Stichting Pensioenfonds Achmea K.v.K. 30201324
ABTN 2013 versie 20-12-2012
28
STICHTING PENSIOENFONDS ACHMEA
6.3.2
Bij de aangesloten ondernemingen in rekening te brengen bijdragen
Op grond van de uitvoeringsovereenkomsten brengt SPA bij de aangesloten ondernemingen de volgende bedragen in rekening: a. de verschuldigde kostendekkende premie, inclusief kosten overgangsbepalingen en aanvullingsregelingen; b. aanvullende storting dekkingsgraad; c. aanvullende premie aanpassing beleggingsmix. Per onderwerp geldt als nadere toelichting hiervoor het volgende. a.
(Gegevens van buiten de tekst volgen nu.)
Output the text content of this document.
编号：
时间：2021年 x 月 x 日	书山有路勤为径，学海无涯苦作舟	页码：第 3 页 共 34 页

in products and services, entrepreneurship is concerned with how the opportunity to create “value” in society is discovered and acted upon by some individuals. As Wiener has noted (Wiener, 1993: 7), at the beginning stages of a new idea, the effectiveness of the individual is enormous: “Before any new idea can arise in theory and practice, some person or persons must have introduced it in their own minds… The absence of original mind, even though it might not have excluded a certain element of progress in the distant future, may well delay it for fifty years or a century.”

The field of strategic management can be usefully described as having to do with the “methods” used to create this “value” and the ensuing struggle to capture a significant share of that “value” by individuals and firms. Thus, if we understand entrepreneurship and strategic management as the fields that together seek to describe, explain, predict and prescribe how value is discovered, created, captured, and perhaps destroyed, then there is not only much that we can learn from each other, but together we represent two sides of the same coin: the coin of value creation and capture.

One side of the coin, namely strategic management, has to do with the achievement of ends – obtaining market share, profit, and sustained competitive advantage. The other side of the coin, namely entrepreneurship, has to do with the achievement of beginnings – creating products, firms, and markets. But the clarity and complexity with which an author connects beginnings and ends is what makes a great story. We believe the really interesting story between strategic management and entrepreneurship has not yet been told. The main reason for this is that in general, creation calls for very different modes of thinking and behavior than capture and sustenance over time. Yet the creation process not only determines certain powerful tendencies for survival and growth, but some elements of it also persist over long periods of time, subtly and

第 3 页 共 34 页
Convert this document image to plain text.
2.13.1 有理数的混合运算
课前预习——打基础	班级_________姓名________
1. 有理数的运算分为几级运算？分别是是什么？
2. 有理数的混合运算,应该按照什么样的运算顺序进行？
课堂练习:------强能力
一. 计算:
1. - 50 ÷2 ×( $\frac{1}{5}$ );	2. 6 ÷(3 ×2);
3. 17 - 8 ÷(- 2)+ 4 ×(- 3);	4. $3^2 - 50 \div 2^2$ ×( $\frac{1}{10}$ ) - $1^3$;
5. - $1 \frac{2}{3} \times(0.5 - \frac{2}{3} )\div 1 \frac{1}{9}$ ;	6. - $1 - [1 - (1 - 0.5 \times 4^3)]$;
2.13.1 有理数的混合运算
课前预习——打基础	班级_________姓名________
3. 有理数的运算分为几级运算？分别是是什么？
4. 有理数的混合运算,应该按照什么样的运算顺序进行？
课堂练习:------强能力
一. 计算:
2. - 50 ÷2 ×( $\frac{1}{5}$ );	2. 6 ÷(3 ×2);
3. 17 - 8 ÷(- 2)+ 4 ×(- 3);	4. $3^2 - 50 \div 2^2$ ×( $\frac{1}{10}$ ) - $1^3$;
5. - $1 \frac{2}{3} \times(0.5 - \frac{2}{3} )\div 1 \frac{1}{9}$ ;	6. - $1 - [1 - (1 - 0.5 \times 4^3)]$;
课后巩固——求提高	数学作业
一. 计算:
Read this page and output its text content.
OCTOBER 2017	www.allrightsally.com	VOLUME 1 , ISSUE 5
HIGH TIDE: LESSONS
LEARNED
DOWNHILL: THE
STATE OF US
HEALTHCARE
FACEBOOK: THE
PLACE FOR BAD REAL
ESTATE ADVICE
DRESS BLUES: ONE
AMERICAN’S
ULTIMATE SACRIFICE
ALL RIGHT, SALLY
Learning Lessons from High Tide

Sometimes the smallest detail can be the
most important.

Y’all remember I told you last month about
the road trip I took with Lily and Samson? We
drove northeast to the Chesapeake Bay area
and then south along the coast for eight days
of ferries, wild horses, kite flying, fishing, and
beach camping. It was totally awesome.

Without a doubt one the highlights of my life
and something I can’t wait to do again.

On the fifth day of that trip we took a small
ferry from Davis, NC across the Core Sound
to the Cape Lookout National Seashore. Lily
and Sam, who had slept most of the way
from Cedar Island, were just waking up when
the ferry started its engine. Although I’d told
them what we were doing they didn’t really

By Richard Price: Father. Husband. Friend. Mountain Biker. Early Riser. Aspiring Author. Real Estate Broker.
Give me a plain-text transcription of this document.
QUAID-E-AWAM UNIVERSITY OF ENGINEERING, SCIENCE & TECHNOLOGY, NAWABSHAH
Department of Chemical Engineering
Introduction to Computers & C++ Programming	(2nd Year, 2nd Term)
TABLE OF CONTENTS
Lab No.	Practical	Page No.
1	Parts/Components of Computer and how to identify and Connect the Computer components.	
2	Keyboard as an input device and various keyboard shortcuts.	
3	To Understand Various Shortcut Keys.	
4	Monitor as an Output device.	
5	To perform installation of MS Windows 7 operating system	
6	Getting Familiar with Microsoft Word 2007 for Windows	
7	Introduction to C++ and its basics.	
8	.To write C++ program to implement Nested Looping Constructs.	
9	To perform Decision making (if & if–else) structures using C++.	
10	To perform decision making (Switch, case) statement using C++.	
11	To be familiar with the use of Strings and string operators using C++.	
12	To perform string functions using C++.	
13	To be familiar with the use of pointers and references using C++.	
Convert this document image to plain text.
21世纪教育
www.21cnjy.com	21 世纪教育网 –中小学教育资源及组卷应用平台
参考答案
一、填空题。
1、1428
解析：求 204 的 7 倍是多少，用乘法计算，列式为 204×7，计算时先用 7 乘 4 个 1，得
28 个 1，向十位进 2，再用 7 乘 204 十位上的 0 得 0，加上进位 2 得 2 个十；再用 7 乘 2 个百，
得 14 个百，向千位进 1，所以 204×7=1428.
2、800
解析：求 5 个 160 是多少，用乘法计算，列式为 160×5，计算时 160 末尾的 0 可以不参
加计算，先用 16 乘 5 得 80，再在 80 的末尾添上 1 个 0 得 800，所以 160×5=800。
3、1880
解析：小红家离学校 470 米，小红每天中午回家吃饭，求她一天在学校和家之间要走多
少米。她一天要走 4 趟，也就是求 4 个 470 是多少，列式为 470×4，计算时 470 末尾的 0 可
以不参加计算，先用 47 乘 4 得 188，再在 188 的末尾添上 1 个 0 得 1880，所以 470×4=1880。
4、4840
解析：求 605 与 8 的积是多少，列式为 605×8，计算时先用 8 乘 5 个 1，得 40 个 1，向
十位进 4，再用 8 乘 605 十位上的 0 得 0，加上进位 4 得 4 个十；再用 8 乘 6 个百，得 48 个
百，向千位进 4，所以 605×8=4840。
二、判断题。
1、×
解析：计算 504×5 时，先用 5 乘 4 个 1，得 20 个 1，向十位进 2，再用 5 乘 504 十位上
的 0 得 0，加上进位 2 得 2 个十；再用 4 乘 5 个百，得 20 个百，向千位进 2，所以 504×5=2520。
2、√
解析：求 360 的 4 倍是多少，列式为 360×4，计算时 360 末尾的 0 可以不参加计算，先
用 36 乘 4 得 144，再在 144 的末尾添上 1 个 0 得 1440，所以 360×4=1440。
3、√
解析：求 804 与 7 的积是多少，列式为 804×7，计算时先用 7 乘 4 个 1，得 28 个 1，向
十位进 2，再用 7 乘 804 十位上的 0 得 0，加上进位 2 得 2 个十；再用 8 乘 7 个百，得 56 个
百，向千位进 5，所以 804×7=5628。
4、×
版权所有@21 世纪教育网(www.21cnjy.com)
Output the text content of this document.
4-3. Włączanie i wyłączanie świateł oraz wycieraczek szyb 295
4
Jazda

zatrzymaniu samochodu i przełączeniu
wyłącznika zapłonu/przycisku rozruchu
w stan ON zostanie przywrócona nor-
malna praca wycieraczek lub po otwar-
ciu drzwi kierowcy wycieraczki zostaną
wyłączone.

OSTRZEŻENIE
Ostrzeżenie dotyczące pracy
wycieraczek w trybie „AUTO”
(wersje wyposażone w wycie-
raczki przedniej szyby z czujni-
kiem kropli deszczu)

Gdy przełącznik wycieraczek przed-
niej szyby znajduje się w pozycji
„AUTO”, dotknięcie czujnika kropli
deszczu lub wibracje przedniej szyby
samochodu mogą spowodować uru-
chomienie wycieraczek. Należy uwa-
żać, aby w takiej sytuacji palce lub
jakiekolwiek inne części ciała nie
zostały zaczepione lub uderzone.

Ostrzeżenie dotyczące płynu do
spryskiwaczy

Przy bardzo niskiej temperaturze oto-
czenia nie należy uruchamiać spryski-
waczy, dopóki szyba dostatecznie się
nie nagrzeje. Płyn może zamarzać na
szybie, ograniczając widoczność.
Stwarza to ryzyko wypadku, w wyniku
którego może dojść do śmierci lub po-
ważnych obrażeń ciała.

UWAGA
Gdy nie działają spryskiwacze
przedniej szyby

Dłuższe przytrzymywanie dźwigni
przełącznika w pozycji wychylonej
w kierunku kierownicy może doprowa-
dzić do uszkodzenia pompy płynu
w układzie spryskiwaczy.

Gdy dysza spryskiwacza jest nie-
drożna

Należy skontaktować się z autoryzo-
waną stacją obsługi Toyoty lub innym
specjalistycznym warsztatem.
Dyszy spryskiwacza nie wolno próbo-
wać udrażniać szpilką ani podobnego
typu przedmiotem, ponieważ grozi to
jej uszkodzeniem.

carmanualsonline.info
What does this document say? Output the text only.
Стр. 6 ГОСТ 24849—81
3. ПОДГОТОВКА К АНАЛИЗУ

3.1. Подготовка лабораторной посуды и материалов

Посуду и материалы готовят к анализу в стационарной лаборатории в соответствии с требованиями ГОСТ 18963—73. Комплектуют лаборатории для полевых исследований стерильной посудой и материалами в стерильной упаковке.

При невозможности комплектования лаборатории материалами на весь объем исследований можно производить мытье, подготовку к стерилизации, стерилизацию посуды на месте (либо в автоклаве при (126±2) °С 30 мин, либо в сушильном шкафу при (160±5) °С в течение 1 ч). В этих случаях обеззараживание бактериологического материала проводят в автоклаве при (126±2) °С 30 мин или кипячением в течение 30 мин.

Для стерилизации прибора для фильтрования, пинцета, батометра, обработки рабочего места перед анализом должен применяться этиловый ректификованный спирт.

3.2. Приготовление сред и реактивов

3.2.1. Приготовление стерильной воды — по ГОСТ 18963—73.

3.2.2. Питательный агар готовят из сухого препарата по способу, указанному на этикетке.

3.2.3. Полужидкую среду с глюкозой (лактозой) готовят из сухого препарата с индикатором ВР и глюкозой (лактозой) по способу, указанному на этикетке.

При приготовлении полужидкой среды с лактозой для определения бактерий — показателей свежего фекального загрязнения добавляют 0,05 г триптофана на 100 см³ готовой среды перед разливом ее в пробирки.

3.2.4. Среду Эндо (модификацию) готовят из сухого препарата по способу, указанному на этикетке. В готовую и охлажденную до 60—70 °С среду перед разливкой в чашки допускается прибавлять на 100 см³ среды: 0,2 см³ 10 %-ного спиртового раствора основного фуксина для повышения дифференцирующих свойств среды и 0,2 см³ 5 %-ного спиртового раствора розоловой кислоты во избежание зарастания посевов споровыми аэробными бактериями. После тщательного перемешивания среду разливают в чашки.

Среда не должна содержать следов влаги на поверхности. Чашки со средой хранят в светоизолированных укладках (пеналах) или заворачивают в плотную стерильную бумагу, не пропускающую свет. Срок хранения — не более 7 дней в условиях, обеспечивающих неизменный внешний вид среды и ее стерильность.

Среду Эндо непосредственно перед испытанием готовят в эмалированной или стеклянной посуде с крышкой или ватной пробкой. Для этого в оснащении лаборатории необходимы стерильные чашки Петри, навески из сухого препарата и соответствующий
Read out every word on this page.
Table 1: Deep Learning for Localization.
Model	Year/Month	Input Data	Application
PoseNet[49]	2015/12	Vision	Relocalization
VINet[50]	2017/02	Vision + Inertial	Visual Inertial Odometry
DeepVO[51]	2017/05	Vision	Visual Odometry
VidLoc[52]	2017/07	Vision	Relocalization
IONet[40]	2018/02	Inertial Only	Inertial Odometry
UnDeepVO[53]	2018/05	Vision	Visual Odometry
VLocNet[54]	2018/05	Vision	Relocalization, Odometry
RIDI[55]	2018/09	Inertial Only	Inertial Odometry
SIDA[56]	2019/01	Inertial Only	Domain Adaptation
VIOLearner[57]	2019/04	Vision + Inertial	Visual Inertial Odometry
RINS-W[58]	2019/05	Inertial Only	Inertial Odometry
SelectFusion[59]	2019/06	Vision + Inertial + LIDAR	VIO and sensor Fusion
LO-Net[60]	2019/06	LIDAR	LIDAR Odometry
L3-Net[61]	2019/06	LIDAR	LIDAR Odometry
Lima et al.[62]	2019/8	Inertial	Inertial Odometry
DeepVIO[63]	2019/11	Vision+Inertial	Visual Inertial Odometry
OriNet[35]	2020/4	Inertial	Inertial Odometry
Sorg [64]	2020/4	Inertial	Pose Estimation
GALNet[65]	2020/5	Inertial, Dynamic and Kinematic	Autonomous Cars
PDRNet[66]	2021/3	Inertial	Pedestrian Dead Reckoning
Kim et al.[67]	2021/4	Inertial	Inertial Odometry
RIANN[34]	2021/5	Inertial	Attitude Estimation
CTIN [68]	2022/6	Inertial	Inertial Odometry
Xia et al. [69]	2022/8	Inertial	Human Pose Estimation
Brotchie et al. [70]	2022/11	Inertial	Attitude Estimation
Verschuldigde kostendekkende premie Met de verschuldigde kostendekkende premie financiert SPA de volgende onderdelen: · de jaarlijkse koopsom voor de in dat jaar te verwerven jaaropbouw inclusief onvoorwaardelijke verhogingen, zoals opgenomen in de pensioenregeling (actuariële premie die benodigd is in verband met pensioenverplichtingen); · de termijnopslag op de premie voor betaling in vier kwartalen; · de risicopremies voor het partner- en wezenpensioen, het tijdelijk partnerpensioen (reglementen 1 en 2) en de premievrije voortzetting wegens arbeidsongeschiktheid,. Voor zover van toepassing vallen hier ook de premies ter dekking van het inlooprisico onder; · de uitvoeringskosten van SPA, met inbegrip van de administratiekosten en de kosten van het vermogensbeheer. De vrijvallende reservering voor excassokosten wordt hierop in mindering gebracht; · het tot stand brengen of in stand houden van het vereiste eigen vermogen zoals voorgeschreven op grond van wettelijke regels, de daarop gebaseerde lagere regelgeving en beleidsinvulling door de toezichthouder; · de toeslagverlening conform het toeslagbeleid voor de actieven (beschreven in paragraaf 6.6); · de storting voor de voorziening langlevenrisico; · de koopsommen in verband met grondslagverschillen bij individuele waardeoverdracht; · de stoploss-premie; · de solvabiliteitsvergoeding; · de risicopremie voor rendementsrisico; Daarnaast worden ook de kosten van de overgangsbepalingen en aanvullingsregelingen uit de pensioenregeling en uit de cao-afspraken, voor zover die tot inkoop van extra pensioenaanspraken bij SPA leiden, in rekening gebracht. Is de feitelijke premie die het fonds aan de verzekeraar verschuldigd is hoger dan de kostendekkende premie, dan komt die feitelijke premie in de plaats van de kostendekkende premie. De aangesloten ondernemingen zijn dan de feitelijke premie aan SPA verschuldigd. De ingehouden eigen bijdrage van de actieve deelnemers blijft bij de aangesloten ondernemingen. De aangesloten ondernemingen betalen aan SPA de volledig in rekening gebrachte bedragen.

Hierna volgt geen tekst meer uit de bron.